For a final assembly quality control, we mapped the raw nanopore reads with minimap2 v.2.17-r941 [24] and the DNBSeq data with bwa-mem v.0.7.17-r1194-dirty (RRID:SCR_010910) [25] onto the final assembly with a high mapping rate of 94.8% and 98.62%, respectively. We further checked the assembly for contamination with BlobTools v.1.1.1 (RRID:SCR_017618) [26]. This analysis identified minor contamination from Proteobacteria (26 short contigs, in total 0.25 Mbp) and Uroviricota (2 contigs, in total 0.12 Mbp) (Figure 4). No contamination was found in the 19 chromosome-length scaffolds. Subsequently, we removed all contaminations and contigs with a length of <200 bp from the final assembly (for final statistics see Table 3). In addition, we screened for mitochondrial sequence contamination with BLASTN v.2.9.0+ (RRID:SCR_001598) [27] using the available mitochondrial genome sequence of C. lyra (Accession No.: MN122938.1) as a reference. A single sequence of mitochondrial origin (169 bp) was identified on one scaffold. This partial mitochondrial sequence could either be an assembly artifact or nuclear mitochondrial DNA (numt).

A synteny plot comparing the polished wtdbg2 contig assembly with the final chromosome-level assembly, generated with JupiterPlot v.1.0 [28], found overall strong agreements with only few differences (Figure 3B). These likely constitute assembly errors in the contig assembly that were fixed by HiRise during scaffolding. A BUSCO analysis of the final assembly found slightly less complete BUSCO genes compared to the wdtbg2 contig assembly (94.5% vs. 95.0%) (Figure 2, Table 2).

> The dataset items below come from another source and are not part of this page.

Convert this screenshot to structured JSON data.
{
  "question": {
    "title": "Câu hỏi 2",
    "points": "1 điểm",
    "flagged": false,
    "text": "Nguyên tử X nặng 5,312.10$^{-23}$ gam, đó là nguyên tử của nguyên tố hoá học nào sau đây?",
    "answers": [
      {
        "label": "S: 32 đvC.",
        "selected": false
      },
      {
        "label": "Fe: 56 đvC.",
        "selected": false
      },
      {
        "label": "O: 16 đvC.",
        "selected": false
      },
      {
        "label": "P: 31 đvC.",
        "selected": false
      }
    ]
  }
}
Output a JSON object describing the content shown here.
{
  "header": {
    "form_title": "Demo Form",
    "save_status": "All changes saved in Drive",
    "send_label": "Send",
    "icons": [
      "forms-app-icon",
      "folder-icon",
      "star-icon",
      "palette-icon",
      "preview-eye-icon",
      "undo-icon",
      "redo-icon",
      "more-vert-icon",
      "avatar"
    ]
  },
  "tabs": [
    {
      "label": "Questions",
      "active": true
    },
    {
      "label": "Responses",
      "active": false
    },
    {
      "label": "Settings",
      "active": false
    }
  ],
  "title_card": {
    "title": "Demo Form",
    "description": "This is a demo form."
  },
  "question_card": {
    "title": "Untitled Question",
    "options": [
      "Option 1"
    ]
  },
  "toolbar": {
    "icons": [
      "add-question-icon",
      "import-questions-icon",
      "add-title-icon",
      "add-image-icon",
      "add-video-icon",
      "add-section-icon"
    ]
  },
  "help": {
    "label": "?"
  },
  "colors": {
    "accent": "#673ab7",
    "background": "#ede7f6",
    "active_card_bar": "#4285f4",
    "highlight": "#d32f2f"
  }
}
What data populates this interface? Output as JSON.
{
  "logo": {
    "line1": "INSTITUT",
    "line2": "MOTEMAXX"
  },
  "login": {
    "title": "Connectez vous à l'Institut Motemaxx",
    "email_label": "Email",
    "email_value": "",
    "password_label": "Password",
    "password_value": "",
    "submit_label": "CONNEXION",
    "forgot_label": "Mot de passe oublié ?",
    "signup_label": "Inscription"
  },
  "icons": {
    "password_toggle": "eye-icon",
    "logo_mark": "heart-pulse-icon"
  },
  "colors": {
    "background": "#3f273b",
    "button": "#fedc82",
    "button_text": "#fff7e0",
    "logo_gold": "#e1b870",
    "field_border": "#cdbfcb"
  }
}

In addition to the genome, we assembled the transcriptome of C. lyra for subsequent use in the genome annotation using Trinity v.2.9.0 (RRID:SCR_013048) [29, 30] based on the 12.3 Gbp multi-tissue RNAseq data. The resulting transcriptome assembly has a total length of 255.5 Mbp (Table 3). BUSCO analysis suggests a high transcriptome completeness with 87.8% of orthologous genes found in the transcriptome assembly (Figure 2, Table 2).

Here we report the first genome assembly of the ‘benthic associated’ Syngnathiformes clade, the sister group to the ‘long-snouted clade’ (e.g., seahorses and pipefish). The annotated genome of Callionymus lyra, with its high continuity (chromosome-level), provides an essential reference to study speciation and potential hybridization in Callionymidae and is an important resource for phylogenomic analyses among syngnathiform fish.